Sometimes I feel like Marty McFly.
Just an average guy (girl.) Average family. A couple good friends. A good doctor. A nice girl (guy.) Perpetually late. A student of life. Just trying to get my darn loud band together.
Everything is moving along normally. I’m not sad. I’m not angry. I’m just there. And then unexpectedly one night I end up running from some Libyan terrorists and find myself in the past.
Trespassing on the past, as one of those good friends would say.
It’s all familiar because it’s where I came from. But everything is different now and I’m in this parked car with my mother.
And because I’ve trespassed on the past the future has changed. A whole fucking lot.
But I have a window to the world that Marty didn’t have. Instead of standing on a stage with a fading picture of my siblings slipped in between Marvin Berry’s guitar strings while my hand starts to disappear, I watch helplessly from my desktop as images spring up from the good friends in front of me and I am slowly erased from existence. They’re the same people. The same places. But they’ve all changed. I’m not there. I’m not with them. I’ve hit the Rolls Royce. I’m fired. Thanks Needles.
I reach out for Doc. I find him. Doc is the same in the past and the future. We’re the present. He’s with me. Him and the LeBaron. DeLorean. Whatever.
But around me everything has shifted. We’re more fit and better looking. The book has hit the shelves. We have the 4 x 4 we always wanted. He’s working for us now. I beat him in tennis today.
Is it better? It’s good. Damn good. But those pictures. They were good, too.
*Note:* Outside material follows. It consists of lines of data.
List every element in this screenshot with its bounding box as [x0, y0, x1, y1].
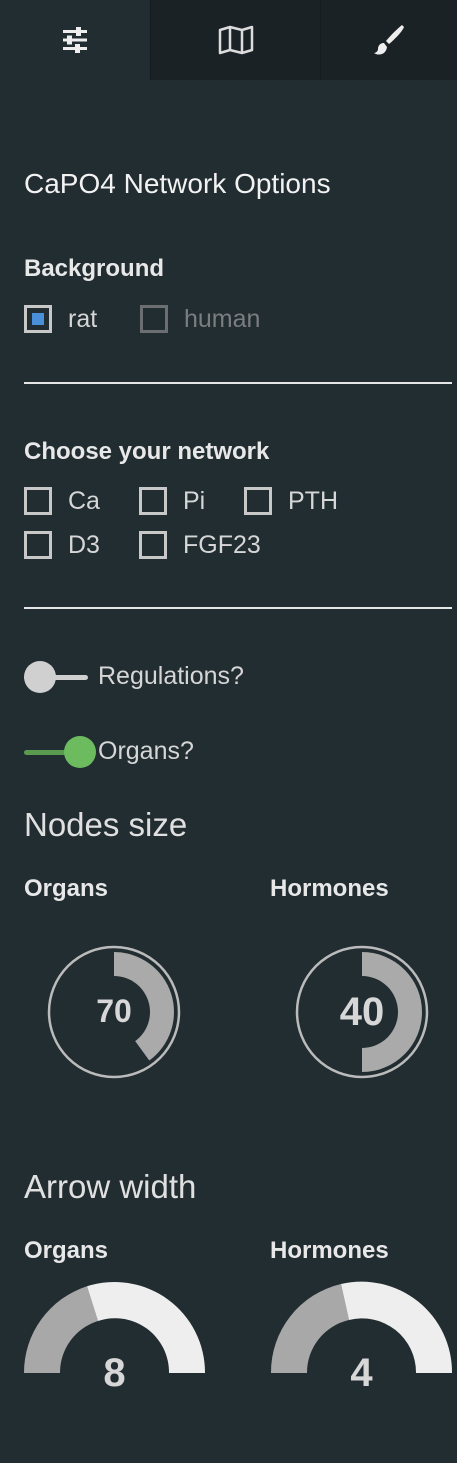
divider	[24, 382, 452, 384]
rat-checkbox[interactable]	[24, 305, 52, 333]
pth-checkbox[interactable]	[244, 487, 272, 515]
tab-map[interactable]	[150, 0, 320, 80]
nodes-hormones-value: 40	[340, 990, 385, 1034]
panel-title: CaPO4 Network Options	[24, 168, 331, 199]
d3-label: D3	[68, 531, 100, 559]
human-checkbox[interactable]	[140, 305, 168, 333]
pi-checkbox[interactable]	[139, 487, 167, 515]
background-label: Background	[24, 255, 165, 282]
d3-checkbox[interactable]	[24, 531, 52, 559]
fgf23-label: FGF23	[183, 531, 261, 559]
paintbrush-icon	[372, 23, 406, 57]
arrow-hormones-value: 4	[350, 1351, 373, 1395]
arrow-organs-label: Organs	[24, 1237, 109, 1264]
tab-style[interactable]	[320, 0, 457, 80]
nodes-size-title: Nodes size	[24, 806, 188, 843]
nodes-organs-value: 70	[96, 993, 132, 1029]
nodes-hormones-knob[interactable]: 40	[292, 942, 432, 1082]
rat-label: rat	[68, 305, 98, 333]
organs-toggle[interactable]	[24, 736, 96, 768]
ca-label: Ca	[68, 487, 100, 515]
human-label: human	[184, 305, 261, 333]
divider	[24, 607, 452, 609]
nodes-organs-knob[interactable]: 70	[44, 942, 184, 1082]
arrow-hormones-label: Hormones	[270, 1237, 389, 1264]
arrow-hormones-gauge[interactable]: 4	[269, 1280, 454, 1400]
arrow-organs-gauge[interactable]: 8	[22, 1280, 207, 1400]
map-icon	[217, 25, 255, 55]
nodes-hormones-label: Hormones	[270, 875, 389, 902]
regulations-toggle[interactable]	[24, 661, 88, 693]
pth-label: PTH	[288, 487, 338, 515]
organs-toggle-label: Organs?	[98, 737, 194, 765]
fgf23-checkbox[interactable]	[139, 531, 167, 559]
arrow-organs-value: 8	[103, 1351, 125, 1395]
pi-label: Pi	[183, 487, 206, 515]
tab-settings[interactable]	[0, 0, 150, 80]
regulations-label: Regulations?	[98, 662, 244, 690]
arrow-width-title: Arrow width	[24, 1168, 197, 1205]
nodes-organs-label: Organs	[24, 875, 109, 902]
ca-checkbox[interactable]	[24, 487, 52, 515]
network-label: Choose your network	[24, 438, 270, 465]
sliders-icon	[60, 26, 90, 54]
tab-bar	[0, 0, 457, 80]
I have no moral here. It is what it is. I guess I’m just saying. I guess it’s just something I noticed.
Sometimes I feel like Marty McFly.
Or maybe it was Scott Howard.
What were we talking about again?

Yeah, I know.
As Alanis observed: life has a funny way.
Great post!! (But it was the Libyans, not the Lebanese.) God, I love that movie.
I know that. Damn. I can’t believe I screwed that up.